Trevor E. Carlson (Ghent University)

Tuesday, Sept. 17, 4:30pm-5:30pm
Hamerschlag Hall D-210

Abstract

Ever-increasing microarchitectural complexity, through larger caches, core-counts and heterogeneity, has made it increasingly difficult to evaluate next-generation ideas in a timely manner. We have developed Sniper to focus on evaluating these ideas primarily for synchronizing multi-threaded applications and other HPC workloads that put significant stress on today's core and memory hierarchies. In this talk I will discuss two major themes of our work on Sniper. First is the importance of HW/SW co-design for power efficiency, and how taking both HW and SW into account can lead to either higher performance, or more energy efficiency.
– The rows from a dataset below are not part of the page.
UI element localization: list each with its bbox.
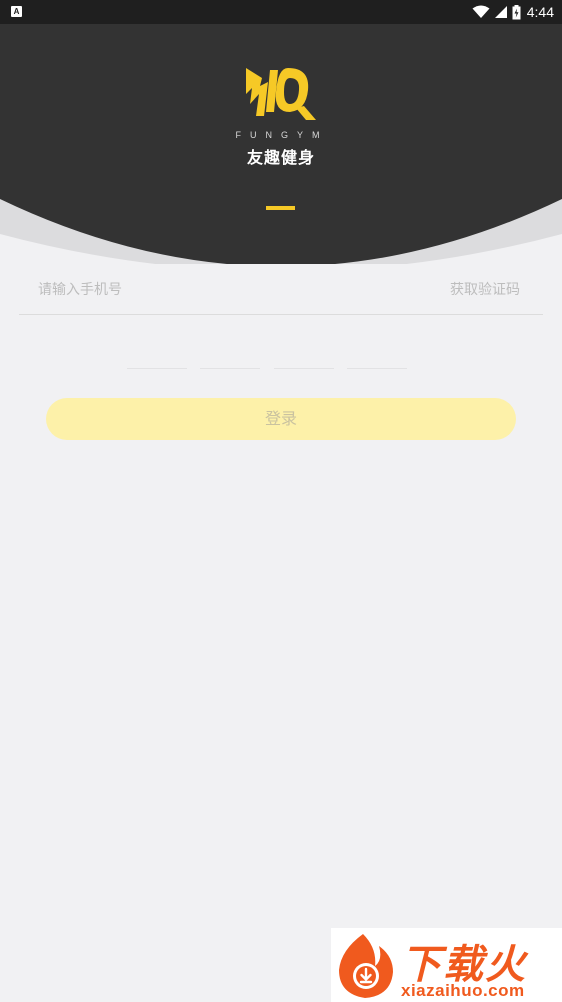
- code-box-2[interactable]: [200, 368, 260, 369]
- get-code-button[interactable]: 获取验证码: [450, 278, 520, 302]
- status-time: 4:44: [526, 4, 554, 20]
- code-box-1[interactable]: [127, 368, 187, 369]
- brand-name-cn: 友趣健身: [246, 148, 315, 167]
- battery-icon: [512, 4, 521, 19]
- status-bar: A 4:44: [0, 0, 562, 24]
- watermark: 下载火 xiazaihuo.com: [331, 928, 562, 1002]
- brand-name-en: FUNGYM: [235, 130, 329, 140]
- tab-indicator: [266, 206, 295, 210]
- code-box-4[interactable]: [347, 368, 407, 369]
- a-notification-icon: A: [11, 6, 22, 17]
- phone-row: 请输入手机号 获取验证码: [19, 268, 543, 315]
- fungym-logo: [246, 68, 316, 120]
- wifi-icon: [472, 5, 490, 18]
- xiazaihuo-flame-logo: [339, 934, 393, 998]
- code-box-3[interactable]: [274, 368, 334, 369]
- phone-input[interactable]: 请输入手机号: [38, 278, 338, 302]
- watermark-url: xiazaihuo.com: [401, 981, 525, 1000]
- login-button[interactable]: 登录: [46, 398, 516, 440]
- status-icons: 4:44: [472, 3, 554, 21]
- signal-icon: [494, 6, 507, 18]
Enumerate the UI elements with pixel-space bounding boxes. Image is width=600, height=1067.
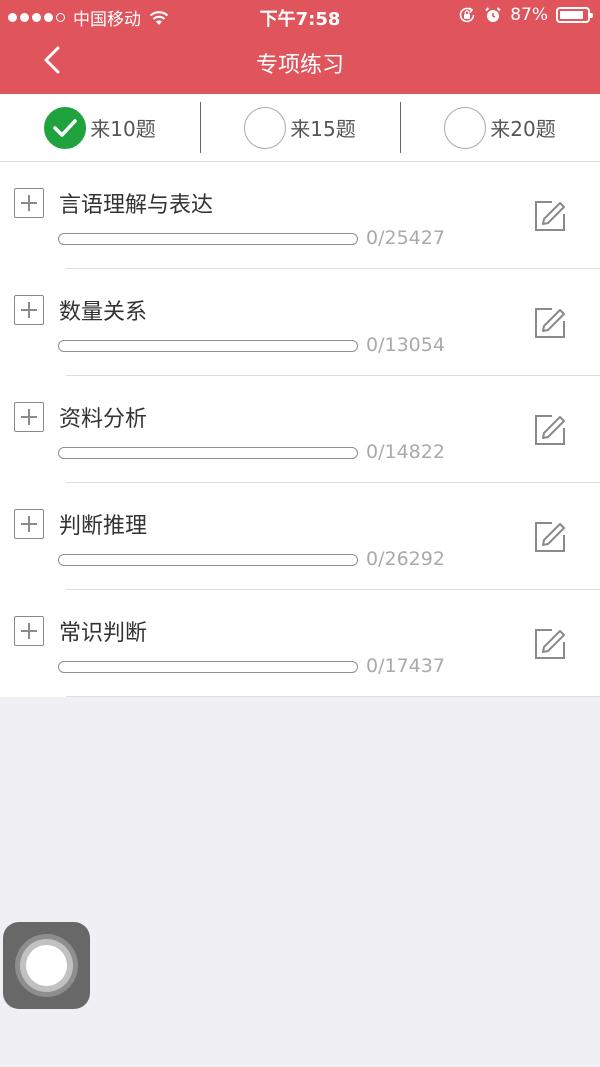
option-label: 来10题	[90, 117, 156, 141]
option-20-questions[interactable]: 来20题	[400, 94, 600, 161]
expand-plus-icon[interactable]	[14, 616, 44, 646]
edit-icon[interactable]	[533, 199, 567, 233]
question-count-selector: 来10题 来15题 来20题	[0, 94, 600, 162]
option-label: 来20题	[490, 117, 556, 141]
progress-count: 0/25427	[366, 227, 445, 249]
expand-plus-icon[interactable]	[14, 509, 44, 539]
expand-plus-icon[interactable]	[14, 188, 44, 218]
expand-plus-icon[interactable]	[14, 295, 44, 325]
battery-tip	[590, 13, 593, 18]
alarm-icon	[485, 7, 501, 22]
category-list: 言语理解与表达 0/25427 数量关系 0/13054 资料分析 0/1482…	[0, 162, 600, 697]
category-item-reasoning[interactable]: 判断推理 0/26292	[0, 483, 600, 590]
option-15-questions[interactable]: 来15题	[200, 94, 400, 161]
radio-unchecked-icon	[444, 106, 487, 149]
category-title: 言语理解与表达	[59, 193, 214, 218]
checkmark-icon	[53, 118, 78, 137]
battery-percent: 87%	[510, 5, 548, 25]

The in the second half of the talk I will focus on our work in speeding-up simulation of multi-threaded workloads though time-based sampling. Additionally, I will also outline some of the major components and trade-offs made with Sniper that give it its speed and accuracy, as well as allow for detailed program analysis.

Bio

Trevor E. Carlson is a PhD student at Ghent University in Belgium. He received his BS and MS degrees from Carnegie Mellon University in 2002 and 2003, respectively. He has previously served as a Staff Engineer at IBM where he helped to author 4 issued patents and also served as a Researcher at IMEC where he investigated efficient architectures for embedded, 3D-stacked systems. He is currently a part of the Intel ExaScience Lab and is the co-author of the Sniper Multi-Core Simulator, a publically available fast and accurate microarchitecture simulator. His research interests include performance modeling and fast and scalable simulation methodologies.